In this article Curatrix look to provide the answer to the question, ‘Do you need a Data Protection Officer?’
In the wake of several landmark data-breaches, many organisations are once again finding themselves asking, ‘Do we need a Data Protection Officer?’ Although the guidance under the regulation may seem clear to some, to others the line can feel a little blurred. While having a Data Protection Officer (DPO) may not be ‘compulsory’, not having one creates a risk to any organisation that handles, processes or monitors personal data. A risk that few businesses can afford.
GDPR and DPO
Under the GDPR, appointment of a DPO is compulsory if you:
- Are a public authority or body
- Conduct regular or systematic monitoring of data subjects
- Process special categories of data or criminal convictions on a large scale
And it’s those key words that blur the lines. Because how often is ‘regular’? What constitutes ‘systematic’? How large is ‘large’? Well, the honest answer is that there is no right answer. It really does depend on your organisation, the sector you are in, the amount of effort you have made and the steps you have taken to protect your data subjects from a breach.
Why appoint a DPO?
This is why clients and businesses often chose to appoint a DPO. Even if it may not be compulsory for them, in doing so they can demonstrate to the ICO, their beneficiaries, their customers and their business partners that they have done everything they can to protect them.

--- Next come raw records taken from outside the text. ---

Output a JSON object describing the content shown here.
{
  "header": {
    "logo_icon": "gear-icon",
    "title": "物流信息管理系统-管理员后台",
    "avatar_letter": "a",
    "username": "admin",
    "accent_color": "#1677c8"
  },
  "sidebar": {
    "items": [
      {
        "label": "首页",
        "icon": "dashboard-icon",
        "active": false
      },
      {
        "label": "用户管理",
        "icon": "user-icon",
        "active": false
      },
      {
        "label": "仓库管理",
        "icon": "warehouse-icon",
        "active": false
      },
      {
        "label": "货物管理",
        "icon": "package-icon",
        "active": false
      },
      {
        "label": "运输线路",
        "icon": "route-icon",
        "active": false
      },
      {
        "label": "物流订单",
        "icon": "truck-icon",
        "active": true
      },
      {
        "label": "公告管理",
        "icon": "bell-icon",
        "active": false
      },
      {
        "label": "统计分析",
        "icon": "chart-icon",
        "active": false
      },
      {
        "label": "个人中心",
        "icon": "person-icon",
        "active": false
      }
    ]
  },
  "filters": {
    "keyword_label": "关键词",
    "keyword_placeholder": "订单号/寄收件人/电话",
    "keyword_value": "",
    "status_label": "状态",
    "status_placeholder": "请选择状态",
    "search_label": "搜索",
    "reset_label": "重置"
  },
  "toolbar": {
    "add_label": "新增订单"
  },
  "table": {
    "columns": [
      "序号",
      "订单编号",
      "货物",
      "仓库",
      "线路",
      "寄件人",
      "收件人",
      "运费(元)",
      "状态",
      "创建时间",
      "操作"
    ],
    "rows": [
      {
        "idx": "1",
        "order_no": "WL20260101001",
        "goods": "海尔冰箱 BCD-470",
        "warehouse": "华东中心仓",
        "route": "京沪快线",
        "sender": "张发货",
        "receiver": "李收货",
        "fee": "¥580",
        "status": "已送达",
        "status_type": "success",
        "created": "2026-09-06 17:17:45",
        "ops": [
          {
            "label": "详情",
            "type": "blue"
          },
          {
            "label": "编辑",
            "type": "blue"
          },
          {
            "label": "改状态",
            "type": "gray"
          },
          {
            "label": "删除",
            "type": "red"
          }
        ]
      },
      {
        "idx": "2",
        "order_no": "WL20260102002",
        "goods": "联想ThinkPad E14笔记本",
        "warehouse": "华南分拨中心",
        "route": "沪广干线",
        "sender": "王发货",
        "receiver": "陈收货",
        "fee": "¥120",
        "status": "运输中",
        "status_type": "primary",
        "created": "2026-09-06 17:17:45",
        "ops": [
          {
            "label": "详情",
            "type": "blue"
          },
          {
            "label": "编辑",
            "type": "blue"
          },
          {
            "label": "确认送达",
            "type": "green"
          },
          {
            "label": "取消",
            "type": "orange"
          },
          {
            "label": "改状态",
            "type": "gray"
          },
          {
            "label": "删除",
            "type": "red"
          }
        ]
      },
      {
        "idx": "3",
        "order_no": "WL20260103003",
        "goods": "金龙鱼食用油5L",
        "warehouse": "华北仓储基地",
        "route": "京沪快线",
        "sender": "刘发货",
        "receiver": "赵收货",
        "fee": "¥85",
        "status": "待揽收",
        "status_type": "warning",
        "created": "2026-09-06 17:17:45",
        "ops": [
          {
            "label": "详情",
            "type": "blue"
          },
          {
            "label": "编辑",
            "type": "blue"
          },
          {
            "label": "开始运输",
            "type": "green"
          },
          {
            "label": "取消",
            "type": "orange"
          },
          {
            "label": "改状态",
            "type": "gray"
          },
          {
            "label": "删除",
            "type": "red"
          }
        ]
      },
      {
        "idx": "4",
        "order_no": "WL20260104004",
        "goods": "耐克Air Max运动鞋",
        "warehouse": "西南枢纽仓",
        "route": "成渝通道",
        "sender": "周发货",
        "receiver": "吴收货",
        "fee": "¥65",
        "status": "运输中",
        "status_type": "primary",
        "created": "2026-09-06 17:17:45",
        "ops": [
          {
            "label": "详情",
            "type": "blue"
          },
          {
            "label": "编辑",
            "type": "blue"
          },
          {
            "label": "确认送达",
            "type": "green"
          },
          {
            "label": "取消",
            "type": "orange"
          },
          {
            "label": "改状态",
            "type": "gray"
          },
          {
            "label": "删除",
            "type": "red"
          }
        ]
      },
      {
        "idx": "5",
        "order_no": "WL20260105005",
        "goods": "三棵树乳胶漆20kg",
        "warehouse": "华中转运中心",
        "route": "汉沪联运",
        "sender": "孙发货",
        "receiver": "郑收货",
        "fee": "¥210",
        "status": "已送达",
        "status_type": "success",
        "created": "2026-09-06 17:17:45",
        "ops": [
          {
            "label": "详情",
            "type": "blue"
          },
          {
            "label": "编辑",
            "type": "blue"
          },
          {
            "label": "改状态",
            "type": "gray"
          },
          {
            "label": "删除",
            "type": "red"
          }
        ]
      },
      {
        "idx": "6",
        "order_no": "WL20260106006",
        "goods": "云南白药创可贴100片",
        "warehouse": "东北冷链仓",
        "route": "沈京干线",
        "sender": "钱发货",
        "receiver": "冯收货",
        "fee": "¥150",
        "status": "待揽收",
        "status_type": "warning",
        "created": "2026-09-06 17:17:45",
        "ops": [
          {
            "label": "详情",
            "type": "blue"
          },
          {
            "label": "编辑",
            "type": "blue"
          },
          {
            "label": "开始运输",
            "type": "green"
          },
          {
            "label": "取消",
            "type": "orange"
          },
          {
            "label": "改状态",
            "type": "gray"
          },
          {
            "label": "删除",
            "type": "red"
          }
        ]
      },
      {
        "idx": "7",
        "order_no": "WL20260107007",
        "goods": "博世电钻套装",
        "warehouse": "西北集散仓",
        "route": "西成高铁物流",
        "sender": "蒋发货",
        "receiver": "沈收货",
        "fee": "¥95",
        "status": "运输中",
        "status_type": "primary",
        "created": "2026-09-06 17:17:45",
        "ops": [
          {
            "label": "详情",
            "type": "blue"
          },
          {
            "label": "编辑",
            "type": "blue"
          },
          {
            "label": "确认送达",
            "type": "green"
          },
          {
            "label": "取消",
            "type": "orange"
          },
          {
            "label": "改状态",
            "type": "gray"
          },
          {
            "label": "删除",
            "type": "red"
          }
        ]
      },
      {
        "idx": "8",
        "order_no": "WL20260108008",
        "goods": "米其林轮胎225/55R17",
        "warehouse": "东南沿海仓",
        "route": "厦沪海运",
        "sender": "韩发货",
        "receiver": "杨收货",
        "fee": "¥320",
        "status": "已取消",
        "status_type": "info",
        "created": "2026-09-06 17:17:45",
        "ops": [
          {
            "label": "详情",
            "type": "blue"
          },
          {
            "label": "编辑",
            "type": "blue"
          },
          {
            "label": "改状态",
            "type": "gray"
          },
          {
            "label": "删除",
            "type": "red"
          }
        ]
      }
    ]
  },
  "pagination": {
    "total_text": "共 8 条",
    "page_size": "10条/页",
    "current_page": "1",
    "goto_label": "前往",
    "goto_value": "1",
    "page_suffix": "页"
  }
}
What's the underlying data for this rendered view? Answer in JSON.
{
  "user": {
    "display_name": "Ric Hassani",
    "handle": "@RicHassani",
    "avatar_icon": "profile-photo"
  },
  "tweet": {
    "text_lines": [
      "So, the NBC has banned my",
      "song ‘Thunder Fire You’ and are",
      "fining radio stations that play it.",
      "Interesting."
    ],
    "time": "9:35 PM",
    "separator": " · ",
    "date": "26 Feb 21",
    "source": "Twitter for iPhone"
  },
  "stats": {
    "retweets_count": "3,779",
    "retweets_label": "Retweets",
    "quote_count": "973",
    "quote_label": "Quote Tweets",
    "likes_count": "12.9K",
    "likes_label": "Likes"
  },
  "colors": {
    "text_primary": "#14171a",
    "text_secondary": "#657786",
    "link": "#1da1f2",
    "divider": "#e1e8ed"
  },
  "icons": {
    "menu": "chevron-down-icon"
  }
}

No system is perfect, all processes carry a degree of risk, and sooner or later, those processes can break down. And the main principle of GDPR isn’t necessarily how successful you were in protecting data against all possible threats. It’s how hard you tried as a responsible stakeholder and business leader to protect the data to the best of your ability with the resources available to you.
And that ability is where the DPO comes in. Under GDPR, your DPO needs to meet certain criteria; they need to be impartial, authoritative, unimpeded, constantly informed and educated in a wide number of disciplines. They also benefit from protected employment status, and it’s very hard to double down on responsibilities without breaking the conflict of interest requirement.
Getting those skills in house comes with a hefty price tag. Many organisations are now finding that they can make cost savings in recruitment, employment and retention by outsourcing the service to a qualified practitioner.